А прежде злости ушел в небытие экологический пафос публициста-деревенщика, с его ненавистью к порождениям Города – индустрии, дачникам, туристам, моде…
Там, где заканчивается его усталость, а потом и публицистическая ржавчина – появляется «чистая сталь», та, что отдаляет его от течений и партий, выдвигая на место, положенное национальному писателю.
В «Полигимнии» Геродота рассказано о том, как Ксеркс, царь персов, приказал насыпать на берегу Геллеспонта огромный холм, взошел на него и оттуда наблюдал, как сотни тысяч народа, повинуясь его воле, возводят мост через морской пролив, и радовался. Но внезапно радость исчезла и царь зарыдал. И когда перепуганные придворные спросили, о чем он плачет, царь ответил: «Сострадание овладело мной, когда я увидел, как коротка жизнь человека и через сто лет никого из этих людей не будет в живых…»
Он видел перед собой не войско, не количество народа, а мириады тел, в каждом из которых бьется теплое сердце, у каждого одна душа, одна жизнь, одна смерть: и каждая песчинка в этом потоке неповторима и незаменима.
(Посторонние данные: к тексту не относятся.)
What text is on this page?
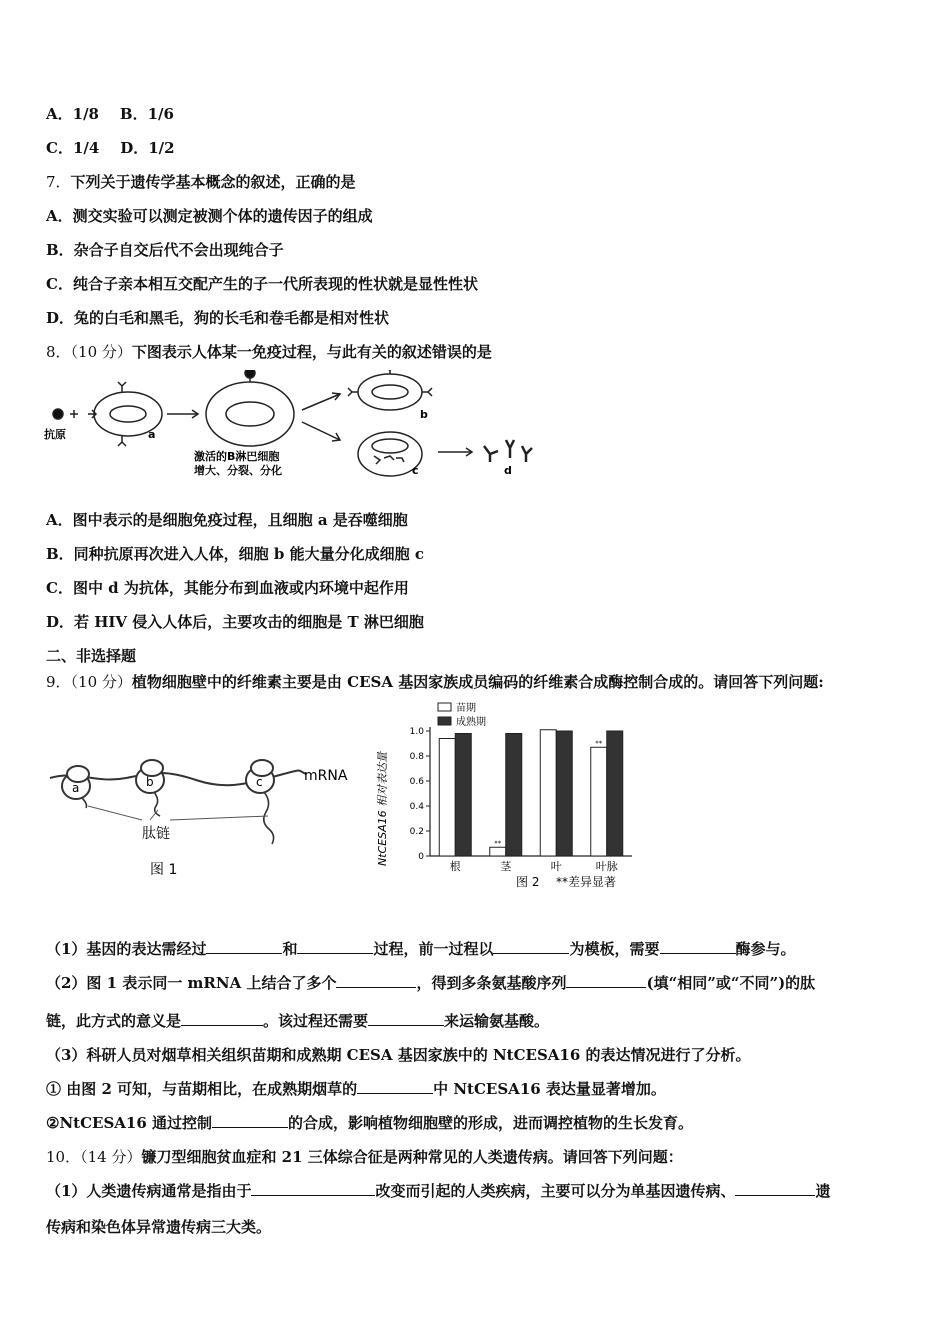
A．1/8 B．1/6
C．1/4 D．1/2
7．下列关于遗传学基本概念的叙述，正确的是
A．测交实验可以测定被测个体的遗传因子的组成
B．杂合子自交后代不会出现纯合子
C．纯合子亲本相互交配产生的子一代所表现的性状就是显性性状
D．兔的白毛和黑毛，狗的长毛和卷毛都是相对性状
8．（10 分）下图表示人体某一免疫过程，与此有关的叙述错误的是
抗原	a
b
c	d
激活的B淋巴细胞
增大、分裂、分化
A．图中表示的是细胞免疫过程，且细胞 a 是吞噬细胞
B．同种抗原再次进入人体，细胞 b 能大量分化成细胞 c
C．图中 d 为抗体，其能分布到血液或内环境中起作用
D．若 HIV 侵入人体后，主要攻击的细胞是 T 淋巴细胞
二、非选择题
9．（10 分）植物细胞壁中的纤维素主要是由 CESA 基因家族成员编码的纤维素合成酶控制合成的。请回答下列问题:
a	b	c	mRNA
肽链
图 1
0
0.2
0.4
0.6
0.8
1.0
**
**
根	茎	叶	叶脉
苗期
成熟期
NtCESA16 相对表达量
图 2 **差异显著
（1）基因的表达需经过	和	过程，前一过程以	为模板，需要	酶参与。
（2）图 1 表示同一 mRNA 上结合了多个	，得到多条氨基酸序列	(填“相同”或“不同”)的肽
链，此方式的意义是	。该过程还需要	来运输氨基酸。
（3）科研人员对烟草相关组织苗期和成熟期 CESA 基因家族中的 NtCESA16 的表达情况进行了分析。
① 由图 2 可知，与苗期相比，在成熟期烟草的	中 NtCESA16 表达量显著增加。
②NtCESA16 通过控制	的合成，影响植物细胞壁的形成，进而调控植物的生长发育。
10．（14 分）镰刀型细胞贫血症和 21 三体综合征是两种常见的人类遗传病。请回答下列问题：
（1）人类遗传病通常是指由于	改变而引起的人类疾病，主要可以分为单基因遗传病、	遗
传病和染色体异常遗传病三大类。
И понял, что жизнь человека особенно трагична, когда она ничего не стоит в этом мире, когда уносит ее неизвестно куда и зачем всепожирающая, беспощадная и необъяснимая словами сила.
Может быть, только на таком холме, когда видишь весь этот Поток, сердце пробивает откровение о человеческой жизни, о жизни как даре, от которого люди зачем-то отказываются под разными предлогами – разумными и часто красивыми.
На ту же высоту, на которой рыдал царь, вознесло одноглазого солдатика в драной шинели канадского сукна, и всю жизнь, захлебываясь словами, он пытался передать нам простую тайну огромного и страшного зрелища.